Location
- Cauldwell Street Bedford, Bedfordshire, MK42 9AD England 52°07′57″N 0°28′00″E﻿ / ﻿52.1324°N 0.46670°E

Information
- Type: Free school
- Motto: Respect, Honesty, High Expectations
- Religious affiliation: None
- Established: 2010
- Founder: Mark Lehain
- Department for Education URN: 138228 Tables
- Ofsted: Reports
- Principal: Benover
- Gender: Mixed
- Age: 11 to 16
- Colours: Yellow and purple
- Website: www.bedfordfreeschool.co.uk

= Bedford Free School =

Free school in Bedfordshire, England

Bedford Free School, part of Advantage Schools, is a mixed secondary free school located in Bedford, Bedfordshire, England. The school opened in September 2012, and educates pupils from Bedford, Kempston and the wider Borough of Bedford.

==History==
Campaigning for a free school in Bedford and Kempston began in July 2010. On 6 September 2010, Michael Gove (Secretary of State for Education) announced Bedford Free School as one of the first 16 free schools to be set up under the UK coalition government. The business case for Bedford Free School was signed off by the Department for Education in May 2011.

Founding Principal Mark Lehain who was previously head of mathematics and assistant head at Wootton Upper School. The school's initial governing body included a deputy Mayor, councillor, a magistrate, a stockbroker and a chartered accountant.

In August 2011, Cauldwell House was chosen as the site for the school.

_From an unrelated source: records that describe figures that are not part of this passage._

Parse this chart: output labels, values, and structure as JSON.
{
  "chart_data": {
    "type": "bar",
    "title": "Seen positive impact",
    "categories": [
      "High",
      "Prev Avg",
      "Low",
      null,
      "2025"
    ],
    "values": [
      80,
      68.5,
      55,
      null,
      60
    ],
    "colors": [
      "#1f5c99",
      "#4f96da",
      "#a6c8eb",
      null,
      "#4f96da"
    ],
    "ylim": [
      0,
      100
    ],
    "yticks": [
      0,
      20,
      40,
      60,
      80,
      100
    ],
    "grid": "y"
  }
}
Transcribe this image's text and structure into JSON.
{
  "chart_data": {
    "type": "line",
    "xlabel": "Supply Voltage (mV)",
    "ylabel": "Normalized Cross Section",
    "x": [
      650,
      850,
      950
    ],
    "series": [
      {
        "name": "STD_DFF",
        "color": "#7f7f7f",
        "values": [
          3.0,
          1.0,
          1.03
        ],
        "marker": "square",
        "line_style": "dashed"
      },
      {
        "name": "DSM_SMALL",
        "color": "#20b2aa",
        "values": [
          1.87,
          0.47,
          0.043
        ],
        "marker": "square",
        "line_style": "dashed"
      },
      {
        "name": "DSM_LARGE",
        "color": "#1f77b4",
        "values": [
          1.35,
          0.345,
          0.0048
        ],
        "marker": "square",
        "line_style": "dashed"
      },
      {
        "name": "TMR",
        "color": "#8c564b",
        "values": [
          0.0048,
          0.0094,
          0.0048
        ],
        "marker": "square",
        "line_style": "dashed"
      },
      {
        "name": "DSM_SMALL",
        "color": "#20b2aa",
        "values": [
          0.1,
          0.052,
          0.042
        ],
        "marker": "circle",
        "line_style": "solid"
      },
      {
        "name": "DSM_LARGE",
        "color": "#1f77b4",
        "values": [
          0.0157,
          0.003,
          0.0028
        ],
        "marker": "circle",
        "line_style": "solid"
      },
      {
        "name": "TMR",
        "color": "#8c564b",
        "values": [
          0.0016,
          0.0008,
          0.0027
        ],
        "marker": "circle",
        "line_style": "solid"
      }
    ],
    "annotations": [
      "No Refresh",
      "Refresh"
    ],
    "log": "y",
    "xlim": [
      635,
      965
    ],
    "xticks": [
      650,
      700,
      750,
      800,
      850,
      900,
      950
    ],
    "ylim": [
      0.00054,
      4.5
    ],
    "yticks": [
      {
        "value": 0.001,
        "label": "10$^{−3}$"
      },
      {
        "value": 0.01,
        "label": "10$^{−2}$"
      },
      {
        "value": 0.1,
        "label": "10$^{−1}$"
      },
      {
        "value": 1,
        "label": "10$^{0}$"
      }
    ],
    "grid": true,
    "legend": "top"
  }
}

Bedford Free School was due to open in September 2012, however in June 2012, members of Bedford Borough Council’s planning committee voted to not grant planning permission to the new school. The refusal of planning permission centred on concerns that the new school would create an unacceptable increase in traffic in the immediate area, and also that pupils safety may be compromised when being dropped off and picked up outside the school.

The refusal of planning permission was called "spiteful" by Richard Fuller, the MP for Bedford. He suggested that the decision was politically motivated by members of the council that were opposed the free schools programme. The school appealed the decision, and still opened in September 2012. Further to this, the school drew up contingency plans, should the appeal fail, and would have seen children at the school taught in a building at nearby Bedford College. In November 2012, the school won its appeal against the council's decision, after Eric Pickles (the Secretary of State for Communities and Local Government) decided in its favour.

In March 2013 it was reported that Bedford Free School had been established at a time when there would be a 25% surplus in secondary school places in Bedford.

In February 2014 the schools first Ofsted inspection was published and gave the school a rating of 'Requires improvement'. The report found that pupils at the school 'do not sustain good progress', and that the 'teaching does not expect enough of students'. Unusually the report also found that boys make better progress at the school than girls.

In February 2015 the school was awarded a grant to construct a new sports hall and activity studio.

In March 2016, the school received a Good rating in its second Ofsted inspection. In April 2017, the school announced that, in partnership with Elstow School, it would establish a new Multi-Academy Trust (MAT) named Advantage Schools.

In September 2017, Mark Lehain left the school and Stuart Lock was appointed as his successor. Previously the Headteacher of Cottenham Village College, Lock also took on the role of chief executive of Advantage Schools. In 2019, he transitioned to this role full-time, with Tim Blake succeeding him as Principal. In January 2020, Bedford Free School was rated Outstanding by Ofsted in all areas.